The hypocotyl is the shoot below the cotyledon. The epicotyl is the shoot above the cotyledon. The silk scar is where the style was attached. The plumule is the shoot with miniature leaves.
The micropyle is where the pollen tube enters. The hilum is where the seed attaches to the ovulary.
The cotyledons absorb food from the endosperm initial growth.
The seed coat is the tough outer covering that prevents water loss and protects against mechanical damage.
The plumule is the shoot with miniature leaves
The seed and fruit:
Seed: consists of the embryo, a food supply, and a protective covering. The stored food consists of or is derived from the endosperm.
The seed coat is outer layer or layers (integuments) of the ovule. This will protect the ovule. The pericarp is the wall of the fruit. This is the thickened outer wall of the ovary/ovulary. The fruit develops from the wall of the ovulary and other tissues.
Types of Fruit:
Fruits come in many different forms and this affects how the seeds are dispersed. Fruits are usually classified as simple, aggregate or multiple. This classification depends on the arrangement of the carpels.
Simple fruits develop from one carpel or the fused carpel of a simple pistil.
Aggregate fruits have several separate carpels of a single flower. e.g. raspberry, strawberry. Multiple fruits consist of the carpels of more than one flower. e.g. pineapple: the ovularies of the individual flowers fuse as they mature.
Seed Dispersal: The seeds need to be dispersed away from the mother plant to reduce competition for resources. In this competition, the child will always lose. Seeds are dispersed in a number of ways (each plant has it’s own adaptation for dispersing seeds).
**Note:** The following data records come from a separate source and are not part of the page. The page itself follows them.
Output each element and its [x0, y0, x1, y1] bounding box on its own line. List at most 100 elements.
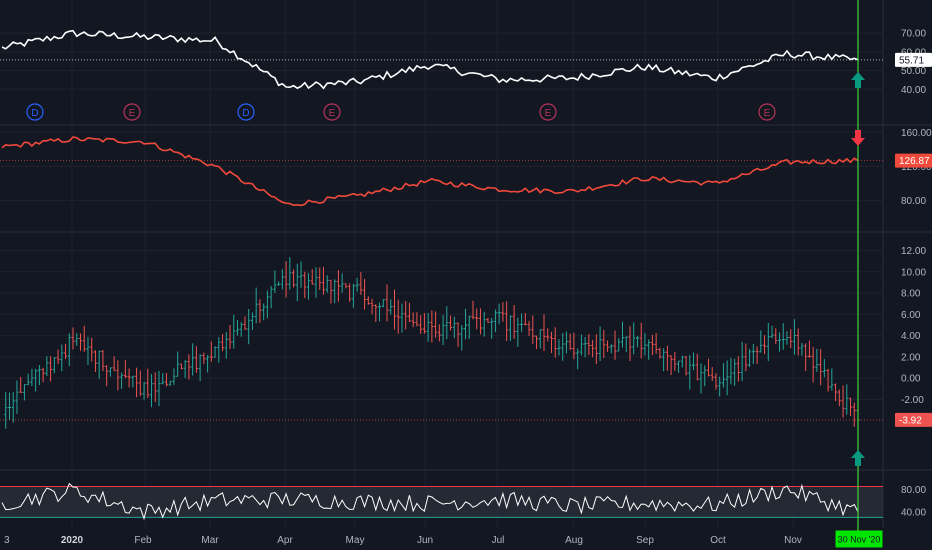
x-tick-label: 2020: [61, 535, 84, 546]
ohlc-bar: [770, 325, 774, 339]
ohlc-bar: [677, 360, 681, 373]
ohlc-bar: [15, 380, 19, 414]
ohlc-bar: [157, 370, 161, 406]
ohlc-bar: [34, 368, 38, 392]
ohlc-bar: [280, 269, 284, 290]
event-marker-circle: [758, 103, 776, 121]
ohlc-bar: [692, 352, 696, 371]
ohlc-bar: [71, 327, 75, 350]
ohlc-bar: [187, 354, 191, 380]
ohlc-bar: [729, 357, 733, 385]
ohlc-bar: [493, 309, 497, 333]
ohlc-bar: [41, 367, 45, 383]
ohlc-bar: [774, 328, 778, 344]
oscillator-band: [0, 486, 883, 518]
ohlc-bar: [348, 283, 352, 302]
ohlc-bar: [135, 367, 139, 398]
ohlc-bar: [37, 365, 41, 386]
ohlc-bar: [718, 376, 722, 397]
ohlc-bar: [811, 346, 815, 383]
arrow-shape: [851, 130, 865, 146]
ohlc-bar: [247, 308, 251, 345]
ohlc-bar: [684, 355, 688, 376]
last-value-label: -3.92: [899, 415, 922, 426]
ohlc-bar: [849, 397, 853, 416]
ohlc-bar: [721, 363, 725, 388]
ohlc-bar: [759, 330, 763, 353]
ohlc-bar: [153, 372, 157, 403]
ohlc-bar: [52, 357, 56, 374]
ohlc-bar: [318, 267, 322, 290]
ohlc-bar: [632, 322, 636, 355]
ohlc-bar: [669, 355, 673, 376]
x-tick-label: 3: [4, 535, 10, 546]
event-marker-letter: D: [242, 108, 249, 119]
ohlc-bar: [217, 337, 221, 363]
ohlc-bar: [250, 312, 254, 330]
ohlc-bar: [209, 341, 213, 362]
ohlc-bar: [191, 343, 195, 376]
ohlc-bar: [508, 315, 512, 341]
ohlc-bar: [796, 328, 800, 356]
ohlc-bar: [527, 320, 531, 336]
ohlc-bar: [800, 343, 804, 356]
ohlc-bar: [478, 308, 482, 335]
x-tick-label: Oct: [710, 535, 726, 546]
ohlc-bar: [49, 356, 53, 382]
event-marker-letter: E: [764, 108, 771, 119]
ohlc-bar: [755, 346, 759, 365]
ohlc-bar: [538, 329, 542, 349]
ohlc-bar: [587, 333, 591, 356]
ohlc-bar: [325, 275, 329, 293]
y-tick-label: 10.00: [901, 267, 926, 278]
ohlc-bar: [273, 270, 277, 293]
event-marker-d: D: [26, 103, 44, 121]
ohlc-bar: [93, 350, 97, 373]
ohlc-bar: [112, 356, 116, 372]
ohlc-bar: [381, 299, 385, 308]
ohlc-bar: [628, 326, 632, 361]
event-marker-e: E: [123, 103, 141, 121]
ohlc-bar: [437, 324, 441, 342]
ohlc-bar: [303, 271, 307, 299]
ohlc-bar: [553, 327, 557, 358]
ohlc-bar: [766, 322, 770, 361]
ohlc-bar: [647, 339, 651, 360]
ohlc-bar: [467, 315, 471, 339]
ohlc-bar: [254, 287, 258, 324]
arrow-up-icon: [851, 450, 865, 466]
x-tick-label: Jul: [492, 535, 505, 546]
ohlc-bar: [568, 333, 572, 350]
ohlc-bar: [123, 360, 127, 379]
event-marker-circle: [237, 103, 255, 121]
ohlc-bar: [202, 352, 206, 364]
last-value-label: 55.71: [899, 55, 924, 66]
ohlc-bar: [378, 302, 382, 322]
oscillator-line: [1, 482, 859, 521]
arrow-shape: [851, 72, 865, 88]
event-marker-letter: D: [31, 108, 38, 119]
y-tick-label: 80.00: [901, 196, 926, 207]
event-marker-letter: E: [545, 108, 552, 119]
ohlc-bar: [232, 314, 236, 349]
y-tick-label: 40.00: [901, 85, 926, 96]
ohlc-bar: [392, 289, 396, 330]
y-tick-label: 8.00: [901, 289, 921, 300]
ohlc-bar: [602, 329, 606, 359]
ohlc-bar: [366, 296, 370, 305]
ohlc-bar: [172, 368, 176, 385]
y-tick-label: 0.00: [901, 374, 921, 385]
ohlc-bar: [150, 374, 154, 408]
ohlc-bar: [164, 372, 168, 387]
ohlc-bar: [751, 343, 755, 365]
ohlc-bar: [710, 367, 714, 382]
y-tick-label: 160.00: [901, 128, 932, 139]
ohlc-bar: [385, 284, 389, 322]
ohlc-bar: [505, 301, 509, 342]
ohlc-bar: [333, 279, 337, 304]
ohlc-bar: [422, 313, 426, 334]
ohlc-bar: [512, 304, 516, 339]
Seeds can be dispersed by floating in the water, floating in the air (gliding), the wind can disperse the seed, animals can eat and excrete the seed, the seed can attach to the animals fur or body, or the seed can be flung by the parent. There are a number of examples of these types of dispersal strategies.
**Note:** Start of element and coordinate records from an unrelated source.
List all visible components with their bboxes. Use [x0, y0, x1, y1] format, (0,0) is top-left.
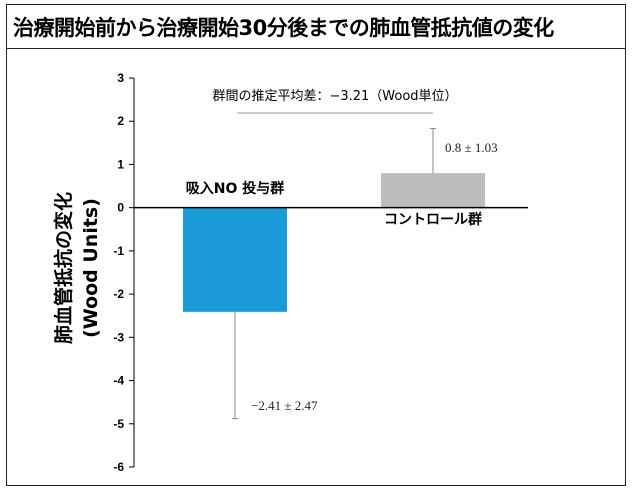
chart-frame: 治療開始前から治療開始30分後までの肺血管抵抗値の変化 — [6, 4, 626, 486]
category-label-1: 吸入NO 投与群 — [186, 180, 285, 197]
y-tick-label: -5 — [113, 417, 124, 431]
category-label-2: コントロール群 — [384, 211, 482, 228]
y-tick-label: -4 — [113, 374, 124, 388]
y-tick-label: -3 — [113, 330, 124, 344]
y-axis-label: 肺血管抵抗の変化 — [52, 192, 75, 344]
y-tick-label: -1 — [113, 244, 124, 258]
y-tick-label: 3 — [117, 71, 124, 85]
y-tick-label: 0 — [117, 201, 124, 215]
group-difference-annotation: 群間の推定平均差：−3.21（Wood単位） — [212, 88, 457, 104]
bar-2 — [381, 173, 485, 208]
y-tick-label: -2 — [113, 287, 124, 301]
bar-1 — [183, 207, 287, 312]
title-bar: 治療開始前から治療開始30分後までの肺血管抵抗値の変化 — [7, 5, 625, 49]
chart-title: 治療開始前から治療開始30分後までの肺血管抵抗値の変化 — [13, 15, 554, 40]
y-tick-label: -6 — [113, 460, 124, 474]
y-tick-label: 1 — [117, 157, 124, 171]
data-label-2: 0.8 ± 1.03 — [445, 140, 498, 155]
y-axis-unit-label: (Wood Units) — [80, 198, 102, 338]
data-label-1: −2.41 ± 2.47 — [251, 398, 318, 413]
y-tick-label: 2 — [117, 114, 124, 128]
Adaptations to Seasonal Changes: Dormancy and the life cycle:
Annuals: the entire life cycle of the plant takes place within a single growing season. Only the seeds are left after the one growing season. Seeds are resistant to cold, desiccation and other environmental factors. The seeds bridge the gap between generations. Annuals are usually soft stemmed. Herbaceous: soft stemmed (non-woody).
Biennial: the period from seed germination to seed formation spans two growing seasons. The first growing season results in a short stem and rosette of leaves near the soil and a root. The root is modified for food storage (beets and carrots). In the second growing season the stored food reserves in the root are mobilized for flowering, fruiting, and seed formation, after which the plant dies.
Perennials: vegetative structures persist year after year. Herbaceous perennials remain dormant as modified underground structures during unfavorable seasons. Woody perennials survive above ground and only flower when they become adult plants. These plants have an advantage in that height can be added during each growing season. The leaves of these plants can overtop their neighbors. Deciduous plants drop their leaves annually.
Some seeds remain dormant for long periods of time before germination. The seed coat plays a major role in dormancy. Sometimes the seed coat acts as a mechanical barrier by preventing the entry of water and gases. Growth can be initiated when the coat is worn away, burned by fire, abraded by sand or soil, partially digested.
Germination cannot begin until the seed has imbibed the water required for metabolic activities. Hydration causes the seed to expand and the seed coat ruptures. Metabolic changes in the embryo cause the embryo to grow. The embryo produces the enzyme alpha amylase. This enzyme breaks down the starch that is stored in the endosperm or cotyledon. The nutrients move to the growing areas of the embryo.
In dicots, the first organ to emerge is the radicle. The hypocotyl grows upward, and once stimulated by the light, straightens, thus raising the cotyledons and the epicotyl. The epicotyl now spreads its first leaves.